Integrating transfer learning with scalogram analysis for blood pressure estimation from PPG signals
The blood pressure (BP) estimation plays a crucial role in assessing cardiovascular health and preventing related complications. One of the early warning indicators for heart disorders is elevated blood pressure. Thus, monitoring of blood pressure continuously is needed. The study aims to develop and validate a reliable deep learning-based approach for blood pressure estimation using photoplethysmography from the publicly available database MIMIC-II. The continuous wavelet transform (CWT) was used to transform the photoplethysmogram (PPG) signals into scalograms, which were then input into six different deep learning models: VGG16, ResNet50, InceptionV3, NASNetLarge, InceptionResNetV2 and ConvNeXtTiny. The obtained deep features from each one of these models were employed to estimate BP values using random forest. The proposed approach uses a unique transfer learning framework that integrates deep feature extraction from scalograms with random forest regression, providing a new pathway for blood pressure estimation.
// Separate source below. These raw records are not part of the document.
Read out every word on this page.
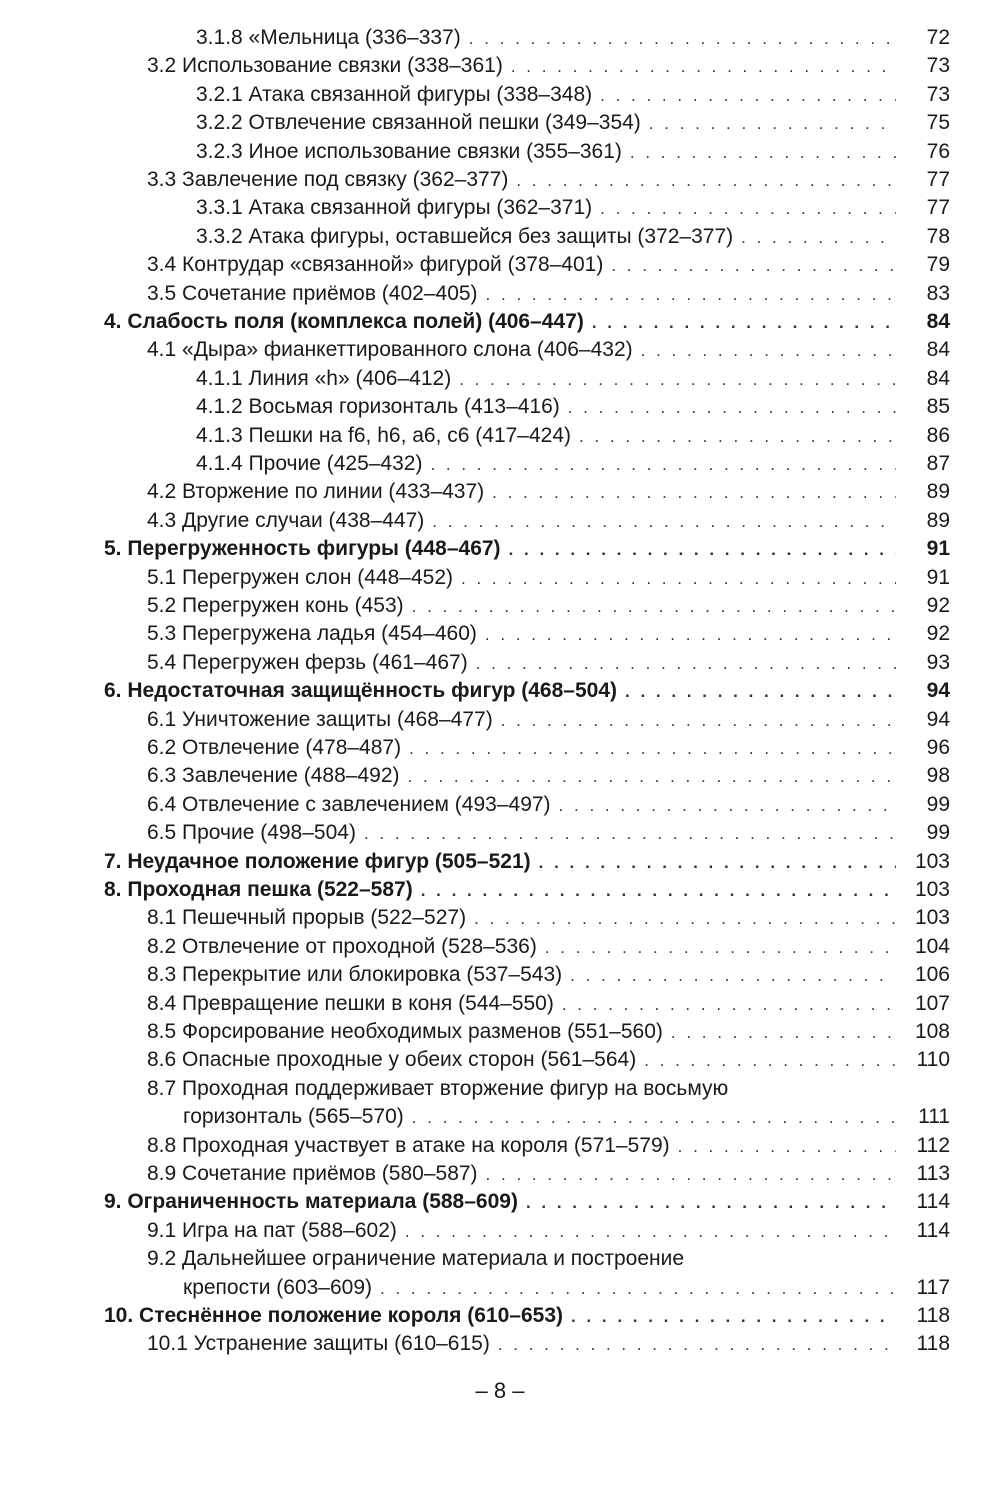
3.1.8 «Мельница (336–337) . . .	72
3.2 Использование связки (338–361) . . .	73
3.2.1 Атака связанной фигуры (338–348) . . .	73
3.2.2 Отвлечение связанной пешки (349–354) . . .	75
3.2.3 Иное использование связки (355–361) . . .	76
3.3 Завлечение под связку (362–377) . . .	77
3.3.1 Атака связанной фигуры (362–371) . . .	77
3.3.2 Атака фигуры, оставшейся без защиты (372–377) . . .	78
3.4 Контрудар «связанной» фигурой (378–401) . . .	79
3.5 Сочетание приёмов (402–405) . . .	83
4. Слабость поля (комплекса полей) (406–447) . . .	84
4.1 «Дыра» фианкеттированного слона (406–432) . . .	84
4.1.1 Линия «h» (406–412) . . .	84
4.1.2 Восьмая горизонталь (413–416) . . .	85
4.1.3 Пешки на f6, h6, a6, c6 (417–424) . . .	86
4.1.4 Прочие (425–432) . . .	87
4.2 Вторжение по линии (433–437) . . .	89
4.3 Другие случаи (438–447) . . .	89
5. Перегруженность фигуры (448–467) . . .	91
5.1 Перегружен слон (448–452) . . .	91
5.2 Перегружен конь (453) . . .	92
5.3 Перегружена ладья (454–460) . . .	92
5.4 Перегружен ферзь (461–467) . . .	93
6. Недостаточная защищённость фигур (468–504) . . .	94
6.1 Уничтожение защиты (468–477) . . .	94
6.2 Отвлечение (478–487) . . .	96
6.3 Завлечение (488–492) . . .	98
6.4 Отвлечение с завлечением (493–497) . . .	99
6.5 Прочие (498–504) . . .	99
7. Неудачное положение фигур (505–521) . . .	103
8. Проходная пешка (522–587) . . .	103
8.1 Пешечный прорыв (522–527) . . .	103
8.2 Отвлечение от проходной (528–536) . . .	104
8.3 Перекрытие или блокировка (537–543) . . .	106
8.4 Превращение пешки в коня (544–550) . . .	107
8.5 Форсирование необходимых разменов (551–560) . . .	108
8.6 Опасные проходные у обеих сторон (561–564) . . .	110
8.7 Проходная поддерживает вторжение фигур на восьмую
горизонталь (565–570) . . .	111
8.8 Проходная участвует в атаке на короля (571–579) . . .	112
8.9 Сочетание приёмов (580–587) . . .	113
9. Ограниченность материала (588–609) . . .	114
9.1 Игра на пат (588–602) . . .	114
9.2 Дальнейшее ограничение материала и построение
крепости (603–609) . . .	117
10. Стеснённое положение короля (610–653) . . .	118
10.1 Устранение защиты (610–615) . . .	118
– 8 –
The models were assessed using mean absolute error (MAE) and standard deviation (SD) in estimating the systolic and diastolic blood pressure values. Out of six models, ConvNeXtTiny and VGG16 showed good performance. ConvNeXtTiny achieved mean absolute error of 2.95 mmHg and standard deviation of 4.11 mmHg for systolic blood pressure and mean absolute error of 1.66 mmHg and standard deviation of 2.60 mmHg for diastolic blood pressure. The achieved result complies with the clinical standards set by Advancement of Medical Instrumentation Standard (AAMI) and the British Hypertension Society standard (BHS). This can enhance cardiovascular health monitoring with continuous, non-invasive and reliable blood pressure measurement, assisting in early detection of the disease. The suggested method shows that reliable blood pressure estimation from photoplethysmography signals is possible with the use of deep learning and transfer learning. Above all, ConvNeXtTiny offers a dependable method for continuous blood pressure monitoring that satisfies clinical requirements and may help in the early identification of cardiovascular problems.